Ne pas consommer, même entamé : la marche à suivre
La consigne est sans ambiguïté : tout fromage LA RACOTIÈRE correspondant aux lots visés doit être éliminé. Que le produit soit entier, entamé ou même presque terminé, il ne faut en aucun cas consommer les restes. Le réflexe le plus sûr est de le jeter immédiatement ou, si possible, de le rapporter au point d’achat.

Le fabricant a mis en place une procédure de dédommagement. Jusqu’au lundi 8 juin 2026, les clients peuvent obtenir un remboursement ou un échange sur présentation du produit ou de la preuve d’achat.

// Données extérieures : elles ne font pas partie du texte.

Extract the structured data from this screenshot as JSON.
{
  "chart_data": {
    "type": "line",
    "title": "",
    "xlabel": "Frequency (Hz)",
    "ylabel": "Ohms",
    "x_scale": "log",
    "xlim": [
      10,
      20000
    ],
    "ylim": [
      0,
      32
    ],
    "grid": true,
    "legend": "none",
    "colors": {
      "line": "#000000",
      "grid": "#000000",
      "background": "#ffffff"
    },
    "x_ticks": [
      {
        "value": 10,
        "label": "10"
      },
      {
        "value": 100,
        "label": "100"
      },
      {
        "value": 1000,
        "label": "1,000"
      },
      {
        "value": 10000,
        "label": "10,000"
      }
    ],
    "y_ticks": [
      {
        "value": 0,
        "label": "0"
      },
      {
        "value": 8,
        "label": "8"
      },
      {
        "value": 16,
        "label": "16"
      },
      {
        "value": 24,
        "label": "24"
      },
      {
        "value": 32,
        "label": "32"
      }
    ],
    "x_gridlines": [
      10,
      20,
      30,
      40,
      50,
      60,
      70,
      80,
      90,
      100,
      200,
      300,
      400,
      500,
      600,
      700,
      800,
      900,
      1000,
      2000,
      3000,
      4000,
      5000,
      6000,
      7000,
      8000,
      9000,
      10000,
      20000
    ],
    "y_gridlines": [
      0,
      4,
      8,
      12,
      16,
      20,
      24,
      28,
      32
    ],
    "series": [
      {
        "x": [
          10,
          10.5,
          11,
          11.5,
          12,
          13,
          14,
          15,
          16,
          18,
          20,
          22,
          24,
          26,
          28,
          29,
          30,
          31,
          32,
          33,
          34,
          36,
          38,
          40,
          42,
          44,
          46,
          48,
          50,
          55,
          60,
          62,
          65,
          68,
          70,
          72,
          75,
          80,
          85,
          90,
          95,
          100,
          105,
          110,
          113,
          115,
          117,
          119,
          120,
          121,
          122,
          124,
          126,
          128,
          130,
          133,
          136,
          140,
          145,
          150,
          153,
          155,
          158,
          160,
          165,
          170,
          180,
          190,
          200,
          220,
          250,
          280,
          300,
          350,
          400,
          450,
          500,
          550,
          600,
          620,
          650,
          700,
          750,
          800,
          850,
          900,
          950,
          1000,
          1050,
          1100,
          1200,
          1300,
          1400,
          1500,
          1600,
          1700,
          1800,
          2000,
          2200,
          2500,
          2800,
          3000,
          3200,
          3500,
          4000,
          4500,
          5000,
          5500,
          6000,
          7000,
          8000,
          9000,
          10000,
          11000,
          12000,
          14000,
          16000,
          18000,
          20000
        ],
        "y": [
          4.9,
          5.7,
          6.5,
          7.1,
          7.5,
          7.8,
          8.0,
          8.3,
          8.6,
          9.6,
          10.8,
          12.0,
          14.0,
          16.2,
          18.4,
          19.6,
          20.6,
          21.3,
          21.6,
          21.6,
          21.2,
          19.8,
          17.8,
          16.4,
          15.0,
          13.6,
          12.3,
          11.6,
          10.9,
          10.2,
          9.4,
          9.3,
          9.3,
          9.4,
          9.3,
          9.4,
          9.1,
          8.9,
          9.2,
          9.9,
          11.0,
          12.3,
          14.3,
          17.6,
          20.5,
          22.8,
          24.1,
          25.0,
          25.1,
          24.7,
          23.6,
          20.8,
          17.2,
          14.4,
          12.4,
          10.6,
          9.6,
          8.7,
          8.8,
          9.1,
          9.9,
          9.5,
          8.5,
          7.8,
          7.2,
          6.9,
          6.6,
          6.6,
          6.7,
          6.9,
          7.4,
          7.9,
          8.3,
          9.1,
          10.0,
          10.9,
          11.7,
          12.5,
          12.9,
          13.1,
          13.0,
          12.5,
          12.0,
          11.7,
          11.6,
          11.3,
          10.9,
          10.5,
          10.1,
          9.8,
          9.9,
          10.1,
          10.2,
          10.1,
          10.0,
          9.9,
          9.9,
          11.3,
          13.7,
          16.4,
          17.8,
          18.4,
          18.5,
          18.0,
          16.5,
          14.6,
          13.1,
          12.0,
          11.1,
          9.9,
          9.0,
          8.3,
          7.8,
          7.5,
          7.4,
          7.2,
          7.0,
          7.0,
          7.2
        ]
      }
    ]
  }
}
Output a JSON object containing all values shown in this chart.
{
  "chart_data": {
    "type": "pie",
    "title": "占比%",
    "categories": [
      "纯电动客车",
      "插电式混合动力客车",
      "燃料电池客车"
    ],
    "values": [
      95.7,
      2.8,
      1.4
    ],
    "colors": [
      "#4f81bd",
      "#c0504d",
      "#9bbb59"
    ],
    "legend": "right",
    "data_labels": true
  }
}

Pour les achats sur les marchés ou en direct à la ferme, sans ticket de caisse, le contact direct avec le producteur reste la meilleure option.
Ce rappel illustre une réalité souvent méconnue : les circuits courts, malgré leur image artisanale rassurante, ne sont pas exemptés de risques sanitaires. À l’inverse des rappels massifs en supermarchés où le code-barres permet une identification instantanée, les produits fermiers vendus sans GTIN obligent le consommateur à une vigilance accrue. D’autres rappels récents ont d’ailleurs touché des salades chez Carrefour ou des avocats contaminés chez Lidl.
Comment vérifier vos fromages en 30 secondes
Si vous achetez régulièrement des fromages fermiers au lait cru, voici la méthode la plus rapide. Rendez-vous sur le site rappel.conso.gouv.fr et tapez « LA RACOTIÈRE » dans la barre de recherche. La fiche détaille tous les numéros de lots concernés. Comparez-les avec ceux imprimés sur l’étiquette de votre fromage — généralement sur le fond ou le côté de l’emballage.
Si le lot correspond et que la date limite de consommation tombe entre le 3 avril et le 1er juin 2026, ne consommez pas le produit, même s’il a l’air parfaitement normal. Cette précaution vaut aussi pour les fromages que vous auriez placés au congélateur : la congélation ne détruit pas les STEC.
Les rappels alimentaires se multiplient ces derniers mois en France, touchant aussi bien les saucissons secs vendus en grande distribution que les moules contaminées chez Super U. Si l’abondance de ces alertes peut donner un sentiment de lassitude, chacune d’entre elles repose sur des analyses microbiologiques précises. Les ignorer revient à jouer à la roulette avec sa santé — et surtout celle des plus vulnérables de la famille.